I started The Prog Mind for two reasons. First, I wanted a place where I could muse over the concepts in prog music. Second, though, I wanted to create a place where I could share lesser known bands. Nowadays, because of time constraints, the second reason is the primary reason I do this; and I love hearing all the amazing music coming from bands that really need a boost in exposure, even when their music is absolutely fantastic. I feel this is very important. I recently came into contact with The Vicious Head Society, a project headed by Irish guitarist Graham Keane. Graham expressed his frustrations with getting people to listen to his music. So, here I am reviewing it, and I am here to tell you that you need to hear his debut album “Abject Tomorrow”, releasing on March 24th.
The Vicious Head Society is definitely a solo act from Graham. He provides the mind-blowing guitar work on this album and also wrote everything, but he is also joined by Nathan Pickering and Wilmer Waarbroek on vocals; Derek Sherinian and Nathuel Ramos on keys; Kevin Talley and Klemen Markelj on drums; Pat Byrne on bass; and Karen Kelly on violin. The style they perform is unabashed progressive metal through and through; huge and hefty. I would put them in the range of Ayreon, Pathosray, and Symphony X. Due to the experienced status of all these guest musicians (their credits are pretty amazing), the musicianship on show is quite astounding, although that isn’t the sum of the album. So, we get razor-sharp guitars, thundering drums and bass, sublime electronic accents, epic key passages, and over the top vocals on par with any other such album you’ve heard.
As you can see, this project features multiple vocalists, and the performances are generally very good. For the most part, they will remind you of the more theatrical side of prog metal, such as Russell Allen, Damian Wilson, or even Dio. You will also hear a significant amount of harsh vocals which land solidly in the raspy style. You will also hear lots of whispering that almost seems like monologue. It honestly sounds really cool, similar to the style of THE DEADSTATION’s original EP.
The guitars and keys on this album are absolutely stunning. Guitars are heavy with loads of dueling riffs coming from all different angles, not to mention the satisfying solos. Sometimes, the guitars feel more like Symphony X, as in thrashy and epic. Other times they are significantly darker and more guttural in tone, such as like Meshuggah. Keys come washing in like the tide, flowing around and through the hefty guitars to spine-tingling effect. I’m honestly in love with the instrumentation here.

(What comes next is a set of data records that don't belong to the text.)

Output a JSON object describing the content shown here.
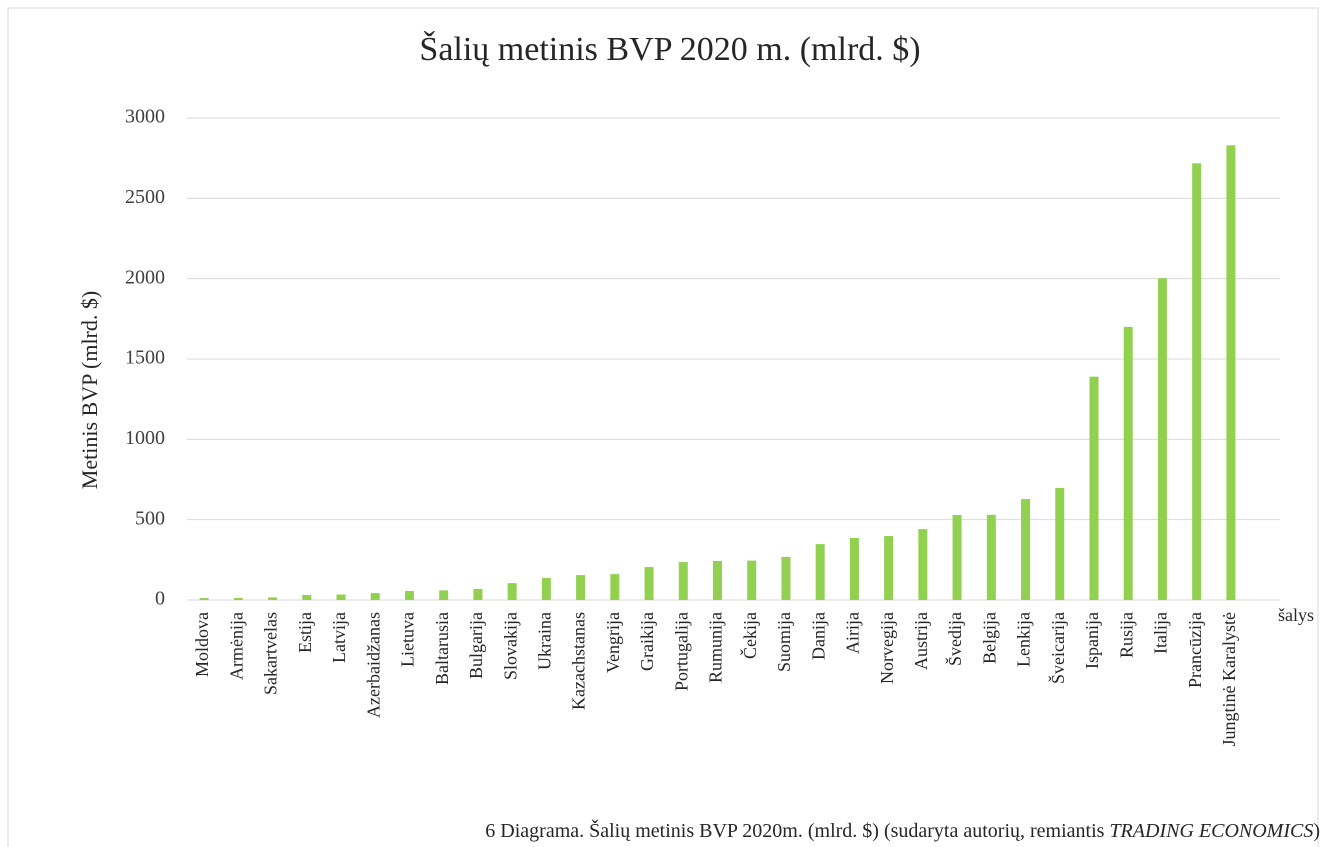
{
  "chart_data": {
    "type": "bar",
    "title": "Šalių metinis BVP 2020 m. (mlrd. $)",
    "y_label": "Metinis BVP (mlrd. $)",
    "x_label": "šalys",
    "categories": [
      "Moldova",
      "Armėnija",
      "Sakartvelas",
      "Estija",
      "Latvija",
      "Azerbaidžanas",
      "Lietuva",
      "Baltarusia",
      "Bulgarija",
      "Slovakija",
      "Ukraina",
      "Kazachstanas",
      "Vengrija",
      "Graikija",
      "Portugalija",
      "Rumunija",
      "Čekija",
      "Suomija",
      "Danija",
      "Airija",
      "Norvegija",
      "Austrija",
      "Švedija",
      "Belgija",
      "Lenkija",
      "Šveicarija",
      "Ispanija",
      "Rusija",
      "Italija",
      "Prancūzija",
      "Jungtinė Karalystė"
    ],
    "values": [
      12,
      13,
      16,
      31,
      34,
      43,
      56,
      60,
      69,
      105,
      137,
      155,
      161,
      205,
      236,
      243,
      245,
      268,
      348,
      386,
      398,
      441,
      529,
      530,
      628,
      697,
      1390,
      1700,
      2003,
      2718,
      2830
    ],
    "color": "#92d050",
    "ylim": [
      0,
      3000
    ],
    "yticks": [
      0,
      500,
      1000,
      1500,
      2000,
      2500,
      3000
    ],
    "grid": true,
    "caption": {
      "text": "6 Diagrama. Šalių metinis BVP 2020m. (mlrd. $) (sudaryta autorių, remiantis ",
      "source": "TRADING ECONOMICS",
      "end": ")"
    }
  }
}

This is a huge album; absolutely massive. At 70 minutes in length, it’s definitely a long album, but I’m more referring to the scale and power that the music presents. Giant riffs, sweeping keys, glorious vocals, and a pounding rhythm section are all used to push us up the emotional summit that is this album. It’s clear that a lot of love and passion went into this sprawling epic.
The album’s concept surrounds a dystopian future where humans are required to have implants that remove their emotional capacity. In the midst of this stark grey world, one man’s implant begins to malfunction, and so the story follows his journey to feeling the world in all new ways. He sees so much more, and he experiences life on a deeper level than he ever thought possible; whether that be joy, love, fear, etc. The album follows this story arc rather well; with early songs feeling more visceral and heavy, and then latter songs projecting these discoveries with towering keys and just this sense of hope and joy. There also seems to be this dichotomy between lush melodies and digital tones, and the story seems to follow that arc, too, with this contrast between his organic emotions and the digital and robotic sensations of the people around him.

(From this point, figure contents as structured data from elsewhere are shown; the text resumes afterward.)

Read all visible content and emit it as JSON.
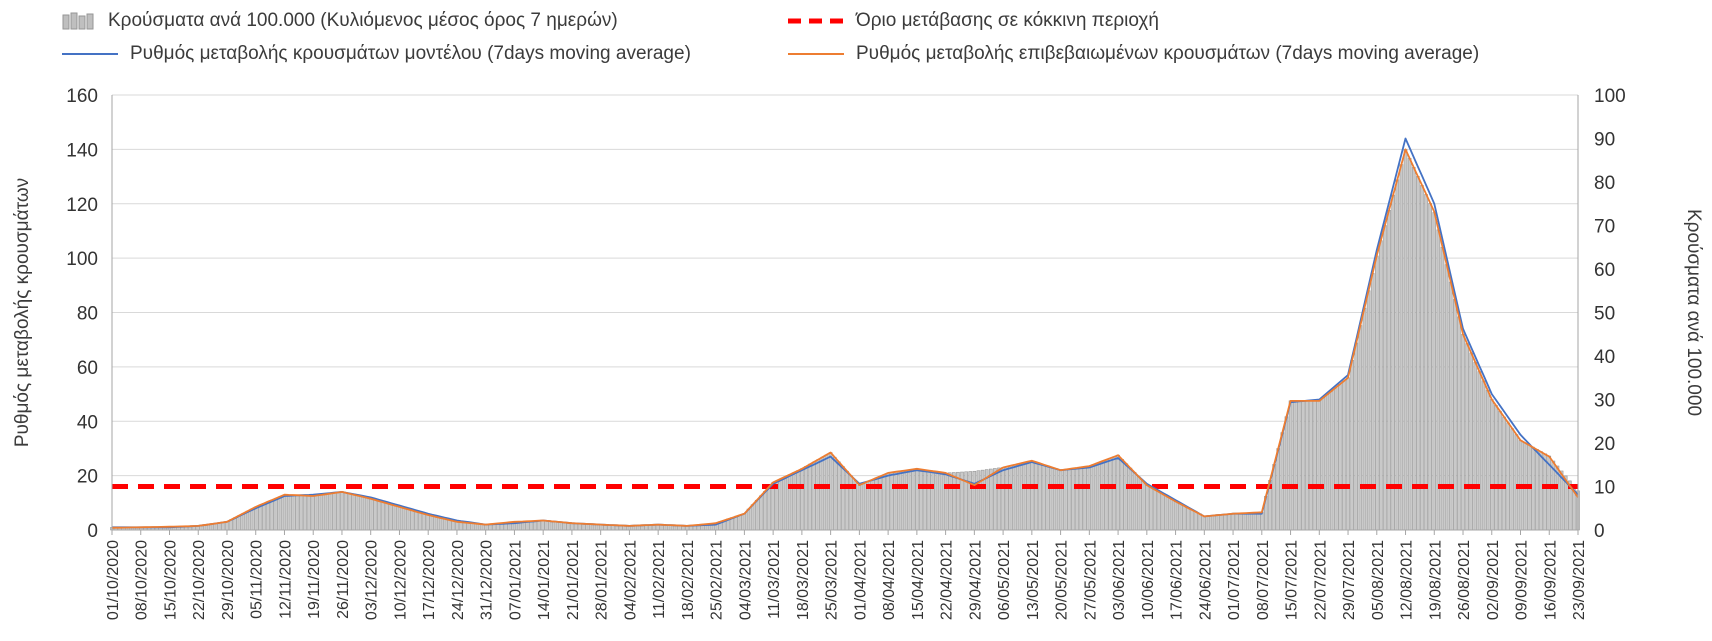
{
  "legend": {
    "bar_label": "Κρούσματα ανά 100.000 (Κυλιόμενος μέσος όρος 7 ημερών)",
    "threshold_label": "Όριο μετάβασης σε κόκκινη περιοχή",
    "model_label": "Ρυθμός μεταβολής κρουσμάτων μοντέλου (7days moving average)",
    "confirmed_label": "Ρυθμός μεταβολής επιβεβαιωμένων κρουσμάτων (7days moving average)"
  },
  "colors": {
    "bar_fill": "#c9c9c9",
    "bar_stroke": "#969696",
    "model_line": "#4472c4",
    "confirmed_line": "#ed7d31",
    "threshold": "#ff0000",
    "grid": "#d9d9d9",
    "axis": "#a6a6a6"
  },
  "chart_data": {
    "type": "combo",
    "title": "",
    "grid": true,
    "legend_position": "top",
    "categories": [
      "01/10/2020",
      "08/10/2020",
      "15/10/2020",
      "22/10/2020",
      "29/10/2020",
      "05/11/2020",
      "12/11/2020",
      "19/11/2020",
      "26/11/2020",
      "03/12/2020",
      "10/12/2020",
      "17/12/2020",
      "24/12/2020",
      "31/12/2020",
      "07/01/2021",
      "14/01/2021",
      "21/01/2021",
      "28/01/2021",
      "04/02/2021",
      "11/02/2021",
      "18/02/2021",
      "25/02/2021",
      "04/03/2021",
      "11/03/2021",
      "18/03/2021",
      "25/03/2021",
      "01/04/2021",
      "08/04/2021",
      "15/04/2021",
      "22/04/2021",
      "29/04/2021",
      "06/05/2021",
      "13/05/2021",
      "20/05/2021",
      "27/05/2021",
      "03/06/2021",
      "10/06/2021",
      "17/06/2021",
      "24/06/2021",
      "01/07/2021",
      "08/07/2021",
      "15/07/2021",
      "22/07/2021",
      "29/07/2021",
      "05/08/2021",
      "12/08/2021",
      "19/08/2021",
      "26/08/2021",
      "02/09/2021",
      "09/09/2021",
      "16/09/2021",
      "23/09/2021"
    ],
    "series": [
      {
        "name": "Κρούσματα ανά 100.000 (Κυλιόμενος μέσος όρος 7 ημερών)",
        "type": "bar",
        "axis": "right",
        "color": "#c9c9c9",
        "values": [
          0.6,
          0.7,
          0.8,
          1,
          1.9,
          5.3,
          8.1,
          7.9,
          8.8,
          7.2,
          5.3,
          3.5,
          1.9,
          1.3,
          1.9,
          2.2,
          1.6,
          1.3,
          1,
          1.3,
          1,
          1.6,
          3.8,
          10.9,
          14.1,
          17.8,
          10.3,
          13.1,
          14.1,
          13.1,
          13.5,
          14.4,
          15.9,
          13.8,
          14.7,
          17.2,
          10.3,
          6.6,
          3.2,
          3.8,
          4.1,
          29.7,
          29.7,
          35,
          63,
          87.5,
          73,
          45,
          30,
          20.6,
          17,
          9
        ]
      },
      {
        "name": "Ρυθμός μεταβολής κρουσμάτων μοντέλου (7days moving average)",
        "type": "line",
        "axis": "left",
        "color": "#4472c4",
        "values": [
          1,
          1,
          1,
          1.5,
          3,
          8,
          12.5,
          13,
          14,
          12,
          9,
          6,
          3.5,
          2,
          2.5,
          3.5,
          2.5,
          2,
          1.5,
          2,
          1.5,
          2,
          6,
          17,
          22,
          27,
          17,
          20,
          22,
          20.5,
          17,
          22,
          25,
          22,
          23,
          26.5,
          17,
          11,
          5,
          6,
          6,
          47,
          48,
          57,
          103,
          144,
          120,
          74,
          50,
          35,
          24,
          13
        ]
      },
      {
        "name": "Ρυθμός μεταβολής επιβεβαιωμένων κρουσμάτων (7days moving average)",
        "type": "line",
        "axis": "left",
        "color": "#ed7d31",
        "values": [
          0.8,
          1,
          1.2,
          1.5,
          3,
          8.5,
          13,
          12.5,
          14,
          11.5,
          8.5,
          5.5,
          3,
          2,
          3,
          3.5,
          2.5,
          2,
          1.5,
          2,
          1.5,
          2.5,
          6,
          17.5,
          22.5,
          28.5,
          16.5,
          21,
          22.5,
          21,
          16.5,
          23,
          25.5,
          22,
          23.5,
          27.5,
          16.5,
          10.5,
          5,
          6,
          6.5,
          47.5,
          47.5,
          56,
          101,
          140,
          117,
          72,
          48,
          33,
          27,
          12
        ]
      }
    ],
    "threshold": {
      "name": "Όριο μετάβασης σε κόκκινη περιοχή",
      "axis": "left",
      "value": 16,
      "right_axis_value": 10,
      "color": "#ff0000",
      "style": "dashed"
    },
    "left_axis": {
      "label": "Ρυθμός μεταβολής κρουσμάτων",
      "min": 0,
      "max": 160,
      "step": 20,
      "ticks": [
        0,
        20,
        40,
        60,
        80,
        100,
        120,
        140,
        160
      ]
    },
    "right_axis": {
      "label": "Κρούσματα ανά 100.000",
      "min": 0,
      "max": 100,
      "step": 10,
      "ticks": [
        0,
        10,
        20,
        30,
        40,
        50,
        60,
        70,
        80,
        90,
        100
      ]
    },
    "sampling_note": "weekly tick labels; bars rendered daily"
  }
}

My favorite tracks include the amazing opener “The Syncophants” with its riff-heavy instrumental; “Abject Tomorrow” with its vicious guitars and 80’s hair metal vocals (I love 80’s hair metal); “Gods of the New Age” for its upbeat tone and huge scale; and the closer “Analogue Spectre” for its beautiful chorus. I also really like “Downfall”, a sweet track that begins with an electronic wave but ends with this classical violin melody. Wilmer provides vocals here; and, damn, does he sound like Damian Wilson. Apparently, Damian is aware of him and says that he himself can barely tell the difference sometimes. A final track to mention is “The 11th Hour” for its place in the story: Tears flowing from the protagonist’s eyes, we get to see the conflicting and sudden emotional journey in his head.
Overall, this album blows away much of the metal I’ve heard so far this year. The production values are high, the performances are epic, and the concept is emotional. Graham has really put his heart and soul into this album, and so that deserves your attention. It’s not just his passion, though, but also the fact that this is a fantastic progressive metal experience. I’m very interested to see where he goes from here.